Tribeca 2024: Documentary- Missing From Fire Trail Road
Jun 10, 2024
Director Sabrina Von Tressel’s powerful documentary, Missing From Fire Trail Road, examines the devastating case of Mary Ellen Johnson-Davis, an Indigenous woman who disappeared from the Tulalip Reservation of Tulalip, Washington in 2020. Johnson-Davis is far from the only case of this nature, as Von Tressel’s film sheds a much-needed light on the epidemic of missing and murdered Indigenous women in the United States.
Told through the perspective of those involved (the families and local law enforcement officers), the documentary aligns itself with the families and community, all of whom are in continuous pain. Mary Ellen’s sisters (Nona Blouin and Gerry Davis), agreed to participate in the documentary hoping to (as Davis states), “put her story out there and keep her alive.”
Missing From Fire Trail Road premieres tonight (June 8) at the Tribeca festival and will be shown in many tribal lands across the country. Mary Ellen’s sisters and director Van Tassel want to go beyond awareness. The director, and the activists helping her, have committed to use their work to keep the spotlight on the unsolved and ignored cases of Indigenous women who have gone missing.

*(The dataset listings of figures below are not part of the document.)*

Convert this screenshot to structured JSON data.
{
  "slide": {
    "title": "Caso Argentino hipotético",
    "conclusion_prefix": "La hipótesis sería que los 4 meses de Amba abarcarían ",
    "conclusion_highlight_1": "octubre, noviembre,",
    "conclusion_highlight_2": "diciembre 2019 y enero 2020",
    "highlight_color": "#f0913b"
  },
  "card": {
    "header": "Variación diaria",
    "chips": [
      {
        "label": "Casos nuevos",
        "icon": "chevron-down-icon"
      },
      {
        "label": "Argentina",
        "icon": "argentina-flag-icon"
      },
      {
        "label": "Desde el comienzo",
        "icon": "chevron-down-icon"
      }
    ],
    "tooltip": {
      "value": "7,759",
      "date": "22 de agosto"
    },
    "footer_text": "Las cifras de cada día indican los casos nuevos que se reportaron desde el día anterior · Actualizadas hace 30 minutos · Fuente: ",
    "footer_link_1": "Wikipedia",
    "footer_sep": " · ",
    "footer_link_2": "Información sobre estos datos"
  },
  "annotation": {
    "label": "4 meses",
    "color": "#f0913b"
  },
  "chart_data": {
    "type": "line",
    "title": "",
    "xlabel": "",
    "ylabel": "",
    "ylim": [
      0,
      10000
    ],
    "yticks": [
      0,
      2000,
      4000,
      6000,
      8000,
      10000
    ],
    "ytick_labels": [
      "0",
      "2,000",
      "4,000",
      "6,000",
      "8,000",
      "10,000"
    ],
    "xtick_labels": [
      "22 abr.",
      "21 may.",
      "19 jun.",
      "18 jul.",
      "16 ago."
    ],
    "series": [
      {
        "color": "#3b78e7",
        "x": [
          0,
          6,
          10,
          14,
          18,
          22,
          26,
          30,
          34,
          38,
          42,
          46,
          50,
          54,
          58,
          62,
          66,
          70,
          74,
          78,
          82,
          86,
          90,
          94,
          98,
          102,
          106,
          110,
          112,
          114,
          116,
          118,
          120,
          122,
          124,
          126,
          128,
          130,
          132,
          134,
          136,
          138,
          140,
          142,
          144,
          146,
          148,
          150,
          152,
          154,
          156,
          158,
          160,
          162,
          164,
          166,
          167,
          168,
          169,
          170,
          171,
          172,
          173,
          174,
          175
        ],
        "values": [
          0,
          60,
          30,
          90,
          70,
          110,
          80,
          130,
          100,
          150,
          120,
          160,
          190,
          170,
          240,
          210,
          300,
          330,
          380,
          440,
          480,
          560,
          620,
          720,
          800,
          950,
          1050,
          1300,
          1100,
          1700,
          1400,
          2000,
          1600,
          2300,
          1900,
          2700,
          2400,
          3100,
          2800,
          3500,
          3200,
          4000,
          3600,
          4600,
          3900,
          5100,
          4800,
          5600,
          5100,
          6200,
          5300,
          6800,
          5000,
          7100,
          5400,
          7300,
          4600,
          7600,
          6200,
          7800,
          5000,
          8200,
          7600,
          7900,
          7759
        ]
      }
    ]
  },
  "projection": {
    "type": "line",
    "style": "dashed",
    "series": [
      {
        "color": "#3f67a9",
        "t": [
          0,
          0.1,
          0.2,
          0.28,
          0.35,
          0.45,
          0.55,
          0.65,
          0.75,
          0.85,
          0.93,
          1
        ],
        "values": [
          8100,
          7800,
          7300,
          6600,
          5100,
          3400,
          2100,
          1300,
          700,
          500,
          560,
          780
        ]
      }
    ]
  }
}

The film shines a light on the hypocrisy of the media when it comes to missing Native American women. When the victims are White, their stories almost always become nationwide news. Rivers are dragged. The entire state is searched. All resources are used to their full potential. When the victims are Native American, there is rarely (if any) coverage and even less help.

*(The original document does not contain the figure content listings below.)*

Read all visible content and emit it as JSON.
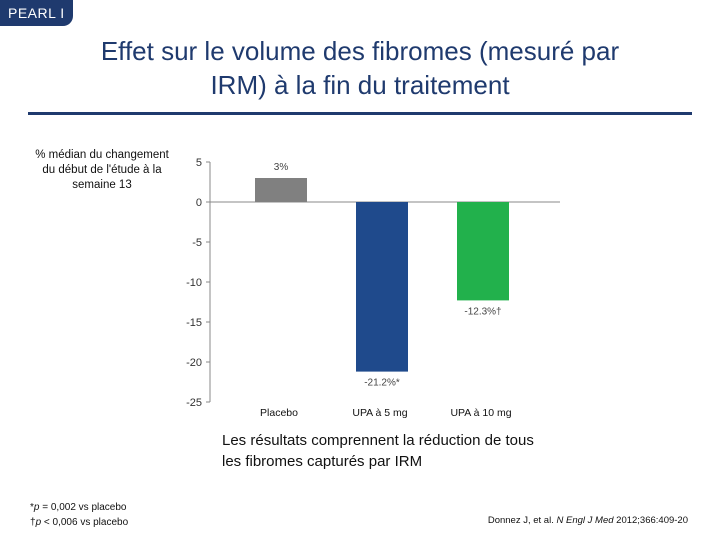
{
  "badge": "PEARL I",
  "title_line1": "Effet sur le volume des fibromes (mesuré par",
  "title_line2": "IRM) à la fin du traitement",
  "caption_line1": "Les résultats comprennent la réduction de tous",
  "caption_line2": "les fibromes capturés par IRM",
  "footnotes": {
    "f1_sym": "*",
    "f1_p": "p",
    "f1_text": " = 0,002 vs placebo",
    "f2_sym": "†",
    "f2_p": "p",
    "f2_text": " < 0,006 vs placebo"
  },
  "citation": {
    "authors": "Donnez J, et al. ",
    "journal": "N Engl J Med",
    "rest": " 2012;366:409-20"
  },
  "chart_data": {
    "type": "bar",
    "ylabel_lines": [
      "% médian du changement",
      "du début de l'étude à la",
      "semaine 13"
    ],
    "categories": [
      "Placebo",
      "UPA à 5 mg",
      "UPA à 10 mg"
    ],
    "values": [
      3,
      -21.2,
      -12.3
    ],
    "data_labels": [
      "3%",
      "-21.2%*",
      "-12.3%†"
    ],
    "colors": [
      "#808080",
      "#1f4a8c",
      "#22b14c"
    ],
    "ylim": [
      -25,
      5
    ],
    "yticks": [
      5,
      0,
      -5,
      -10,
      -15,
      -20,
      -25
    ],
    "ytick_labels": [
      "5",
      "0",
      "-5",
      "-10",
      "-15",
      "-20",
      "-25"
    ],
    "grid": false,
    "legend": "none"
  }
}
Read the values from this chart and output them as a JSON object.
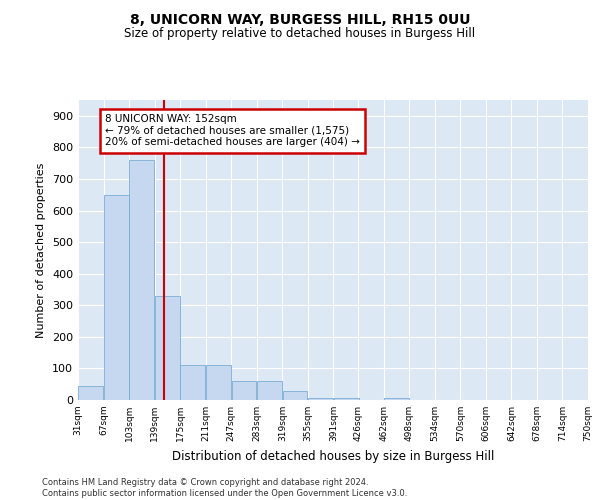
{
  "title1": "8, UNICORN WAY, BURGESS HILL, RH15 0UU",
  "title2": "Size of property relative to detached houses in Burgess Hill",
  "xlabel": "Distribution of detached houses by size in Burgess Hill",
  "ylabel": "Number of detached properties",
  "bar_color": "#c5d8f0",
  "bar_edge_color": "#7aadd4",
  "vline_color": "#cc0000",
  "vline_x": 152,
  "annotation_text": "8 UNICORN WAY: 152sqm\n← 79% of detached houses are smaller (1,575)\n20% of semi-detached houses are larger (404) →",
  "annotation_box_color": "#ffffff",
  "annotation_box_edge": "#cc0000",
  "bins": [
    31,
    67,
    103,
    139,
    175,
    211,
    247,
    283,
    319,
    355,
    391,
    426,
    462,
    498,
    534,
    570,
    606,
    642,
    678,
    714,
    750
  ],
  "bar_heights": [
    45,
    650,
    760,
    330,
    110,
    110,
    60,
    60,
    30,
    5,
    5,
    0,
    5,
    0,
    0,
    0,
    0,
    0,
    0,
    0
  ],
  "ylim": [
    0,
    950
  ],
  "yticks": [
    0,
    100,
    200,
    300,
    400,
    500,
    600,
    700,
    800,
    900
  ],
  "background_color": "#dde8f5",
  "footer_text": "Contains HM Land Registry data © Crown copyright and database right 2024.\nContains public sector information licensed under the Open Government Licence v3.0.",
  "figsize": [
    6.0,
    5.0
  ],
  "dpi": 100
}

Mary Ellen Johnson-Davis’ family justifiably hounds local authorities for answers, but their pleas too often fall on deaf ears; a fate that befalls almost all families of missing and murdered Indigenous women. Arrests in these cases are rare, and convictions are virtually nonexistent. Quite simply, the F.B.I. and the United States Government are not interested. The heartbreaking link between the Johnson-Davis’ family and all the Native American families who are affected by these tragedies is a sentence too often repeated, “I don’t know who to ask. I don’t know where to turn.”
There is a significant lack of response from law enforcement. Even with the victims who are found (always dead), the police do nothing to investigate. The families and friends of the missing and murdered are forced to stand alone in their fight for justice.
Make no mistake, Mary Ellen Johnson-Davis’s unsolved disappearance is not a ‘True Crime’’ case. She was a daughter, a sister, and (by all accounts) a troubled soul who became a light to her community. As the film follows many of her family members retracing the areas where she was last seen, they speak to her spirit in the face of a hard life. Each remembrance paints a picture of a young girl who was torn from her mother, grew up with drug issues and a bad husband, yet did her best to overcome the darkness in her life; being the best sister and auntie she could be. Mary Ellen was a light in her own darkness.